Negative array indicies and slice()
Andrew Robinson
andrew3 at r3dsolutions.com
Mon Oct 29 20:04:43 EDT 2012
On 10/29/2012 10:53 PM, Michael Torrie wrote:
> On 10/29/2012 01:34 PM, Andrew Robinson wrote:
>> No, I don't think it big and complicated. I do think it has timing
>> implications which are undesirable because of how *much* slices are used.
>> In an embedded target -- I have to optimize; and I will have to reject
>> certain parts of Python to make it fit and run fast enough to be useful.
> Since you can't port the full Python system to your embedded machine
> anyway, why not just port a subset of python and modify it to suit your
> needs right there in the C code. It would be a fork, yes,
You're exactly right; That's what I *know* I am faced with.
> Without a libc, an MMU on the CPU, and a kernel, it's not going to just compile and run.

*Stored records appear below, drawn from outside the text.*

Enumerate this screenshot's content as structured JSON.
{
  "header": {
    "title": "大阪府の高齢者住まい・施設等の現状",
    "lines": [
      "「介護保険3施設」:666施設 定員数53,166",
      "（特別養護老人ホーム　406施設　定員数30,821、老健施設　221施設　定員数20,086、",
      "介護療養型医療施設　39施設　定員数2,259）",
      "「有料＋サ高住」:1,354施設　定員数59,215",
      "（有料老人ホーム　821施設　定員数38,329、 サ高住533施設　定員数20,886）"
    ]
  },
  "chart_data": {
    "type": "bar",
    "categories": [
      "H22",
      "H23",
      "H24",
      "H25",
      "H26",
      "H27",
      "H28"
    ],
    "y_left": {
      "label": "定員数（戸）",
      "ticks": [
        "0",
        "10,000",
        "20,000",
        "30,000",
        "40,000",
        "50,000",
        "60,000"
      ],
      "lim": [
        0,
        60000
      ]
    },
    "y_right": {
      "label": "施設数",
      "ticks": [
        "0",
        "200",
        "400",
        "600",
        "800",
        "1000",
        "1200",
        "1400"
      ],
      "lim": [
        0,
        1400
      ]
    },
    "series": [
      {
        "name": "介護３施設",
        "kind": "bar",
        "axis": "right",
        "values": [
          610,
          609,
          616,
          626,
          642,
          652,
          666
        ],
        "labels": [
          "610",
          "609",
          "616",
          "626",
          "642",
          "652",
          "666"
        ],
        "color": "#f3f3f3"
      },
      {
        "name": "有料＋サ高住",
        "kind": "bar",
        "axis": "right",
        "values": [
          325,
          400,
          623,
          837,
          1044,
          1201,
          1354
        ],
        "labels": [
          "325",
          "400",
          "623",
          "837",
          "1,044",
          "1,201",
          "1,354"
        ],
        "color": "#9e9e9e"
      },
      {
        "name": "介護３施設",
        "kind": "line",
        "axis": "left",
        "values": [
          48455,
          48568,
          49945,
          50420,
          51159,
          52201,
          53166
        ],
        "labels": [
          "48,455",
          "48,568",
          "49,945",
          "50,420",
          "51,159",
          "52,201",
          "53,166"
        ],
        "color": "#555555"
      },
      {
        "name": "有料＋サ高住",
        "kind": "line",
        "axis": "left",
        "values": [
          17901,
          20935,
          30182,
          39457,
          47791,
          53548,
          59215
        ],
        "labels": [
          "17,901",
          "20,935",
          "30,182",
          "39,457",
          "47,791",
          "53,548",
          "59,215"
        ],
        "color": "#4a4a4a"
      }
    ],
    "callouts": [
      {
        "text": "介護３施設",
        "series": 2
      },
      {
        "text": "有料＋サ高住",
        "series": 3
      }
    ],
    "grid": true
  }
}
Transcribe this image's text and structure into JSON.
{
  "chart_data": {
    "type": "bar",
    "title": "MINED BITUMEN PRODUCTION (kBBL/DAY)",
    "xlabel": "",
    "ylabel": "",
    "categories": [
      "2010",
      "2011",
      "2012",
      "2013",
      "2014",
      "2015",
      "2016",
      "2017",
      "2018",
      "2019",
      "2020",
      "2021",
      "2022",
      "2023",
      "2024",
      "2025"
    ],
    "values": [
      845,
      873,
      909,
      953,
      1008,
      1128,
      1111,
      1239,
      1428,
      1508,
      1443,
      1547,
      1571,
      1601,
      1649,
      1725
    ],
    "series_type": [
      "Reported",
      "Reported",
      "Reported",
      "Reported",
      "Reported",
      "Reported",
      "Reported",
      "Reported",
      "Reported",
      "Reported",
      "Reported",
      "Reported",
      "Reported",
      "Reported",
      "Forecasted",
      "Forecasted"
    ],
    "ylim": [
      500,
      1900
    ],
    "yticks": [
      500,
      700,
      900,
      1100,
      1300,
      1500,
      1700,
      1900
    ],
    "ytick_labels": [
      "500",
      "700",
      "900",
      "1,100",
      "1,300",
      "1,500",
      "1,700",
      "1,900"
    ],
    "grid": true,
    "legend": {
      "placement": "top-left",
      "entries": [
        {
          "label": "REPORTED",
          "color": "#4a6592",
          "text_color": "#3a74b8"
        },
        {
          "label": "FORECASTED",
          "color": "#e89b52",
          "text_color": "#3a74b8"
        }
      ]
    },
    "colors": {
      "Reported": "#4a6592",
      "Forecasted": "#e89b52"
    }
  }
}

I have libc. The MMU is a problem; but the compiler implements the
standard "C" math library; floats, though, instead of doubles. That's
the only problem -- there.
> What you want with slicing behavior changes has no
> place in the normal cPython implementation, for a lot of reasons. The
> main one is that it is already possible to implement what you are
> talking about in your own python class, which is a fine solution for a
> normal computer with memory and CPU power available.
If the tests I outlined in the previous post inaccurately describe a
major performance improvement and at least a modest code size reduction;
or will *often* introduce bugs -- I *AGREE* with you.
Otherwise, I don't. I don't think wasting extra CPU power is a good
thing -- Extra CPU power can always be used by something else....
I won't belabor the point further. I'd love to see a counter example to
the specific criteria I just provided to IAN -- it would end my quest;
and be a good reference to point others to.